Het gebeurde nog al eens dat in de winter de Oude Maas dicht vroor. Langs het spoor stonden naast de diverse huizen ook nog wat stations. Bij station Dordrecht was er naast het Weizigtpark nog een huis, aan de weerszijden op de oever en daarop volgend het station Zwijndrecht en even verderop ter hoogte van Oudelands Ambacht een tweede station waarin later vooral gewoond werd. Ook de spoorbruggen worden vooral benoemd zoals ik dat net deed aan de hand van de lobby uit Zwijndrecht of het plaatsje in Brabant Moerdijk.

De kunstwerken van Rijkswaterstaat zijn dus vooral abstracte begrippen die namen krijgen van de bevolking en het daarmee hun leven lang moeten doen. De Zwijndrechtse verkeersbrug, in Zwijndrecht ook aangeduid als Dordtse brug, ging pas in 1939 de oevers verder ontsluiten voor al het overige verkeer. Het is die brug die ik het meest in mijn leven ben gepasseerd. Met de bus, vooral op de fiets maar ook met de brommer, auto en tweemaal met de ambulance. De horizon van de brug heb ik vaak zien veranderen.

Als ik nu naar foto’s kijk van de afgelopen zestig jaar dan herken ik veel van die veranderingen. Ik spreek regelmatig een negentiger die op de Dordtse oever is geboren en ook de bouw van de stadsbrug en tunnel, waarbij zijn geboorte woning is gesloopt, en dan praten we wel over tal van veranderingen. Hij vertelt over zijn jeugd en de route naar zijn scholen in de binnenstad. Over de vele bruggen die hij moest passeren of de bruggen waar hij onder doorging zoals het spoor en de stadsbrug. Juist zijn verhalen zijn zo mooi omdat hij er geheel ontspannen over spreekt zonder directe emotionele verbinding.

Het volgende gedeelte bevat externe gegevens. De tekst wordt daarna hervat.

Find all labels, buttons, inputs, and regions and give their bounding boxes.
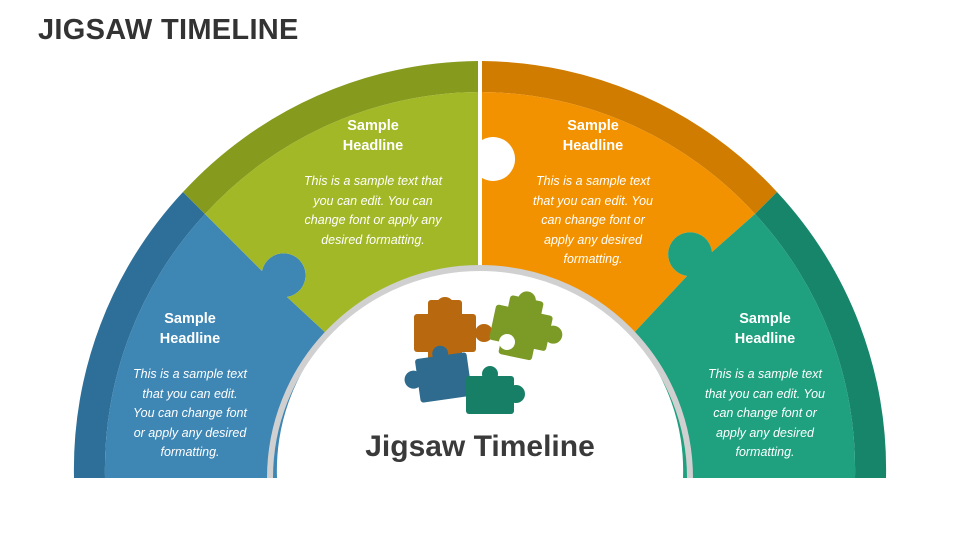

Nuchter en historisch verhalend, met humor, maar altijd wel met bepaalde bezieling. Juist dat schept voor mij telkens een nieuw denkraam. De Dordtse bruggen waren ook obstakels voor het verkeer en verdwenen stap voor stap. De drukte op het spoor, de weg en het water zijn alleen maar toegenomen en uitermate interessant in de ontwikkeling. Het gemis van de namen bij de bruggen doet ook wat in de romantiek missen. In zwijndrecht is er veel gesloopt voor de bruggen en de tunnel wat veel boosheid heeft opgeleverd en waarbij het gespiegeld wordt op de overkant, Dordrecht.

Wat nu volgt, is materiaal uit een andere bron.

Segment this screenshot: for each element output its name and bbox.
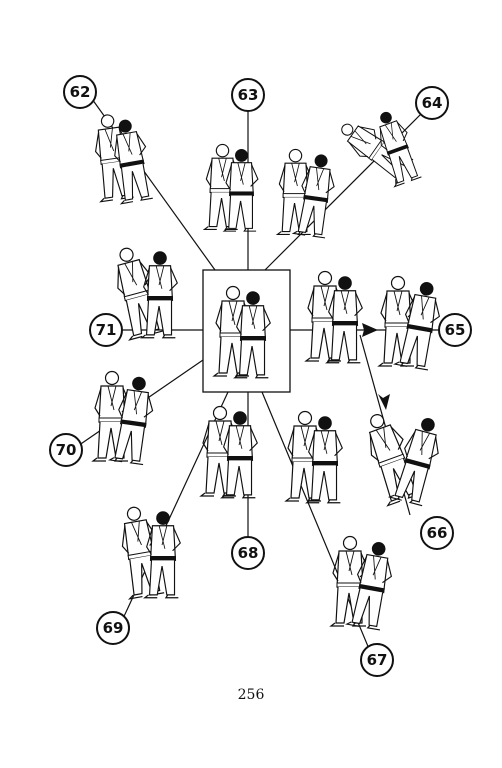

Terecht of onterecht zou het mooi zijn geweest als de bruggen hun eigen namen gehad zouden hebben zoals molens dat vaak hadden. Nu is het eenmaal zo. Met het zien van de bebouwing van beide oevers had zo mooi de geschiedenis hier aan vast geplakt kunnen worden. Dat het niet zo is, is nu eenmaal zo. Het is geen brug te ver want de verkeersbrug heeft de duitsers aan het begin van de tweede wereldoorlog verrast en heeft bewoners en burgers uit dat gebied wel verdreven. De herbouw van de opgeblazen spoorbrug heeft mensen weer verbroederd tijdens de wederopbouw.

Ik verbroeder met de negentigjarige in de beschouwing van de geschiedenis en kijk verder naar de toekomst als ik het skatepark passeer en de treinen voorbij zie schieten op het ondertussen verdubbeld spoor. De vier sporen die hier passeren zijn in Zwijndrecht ondertussen opgesplitst om de druk van deze aloude Europese route te ontlasten. De HSL en de betuweroute komen nu op Kijfhoek, ongeveer ter hoogte van het voormalig Oudelands Ambacht station, tezamen.

Sinds 1866 is er wel wat veranderd op het spoor sinds de spoorbrug is gebouwd. Van stoomlocomotief tot hogesnelheidstrein maar het spoor ligt er nog steeds als een eeuwige verbindingsader zoals de rivier daar al eeuwen doet als natuurlijke bron van houtvlot tot containerschip. De rivier heeft een naam en de brug heet nog steeds gewoon brug.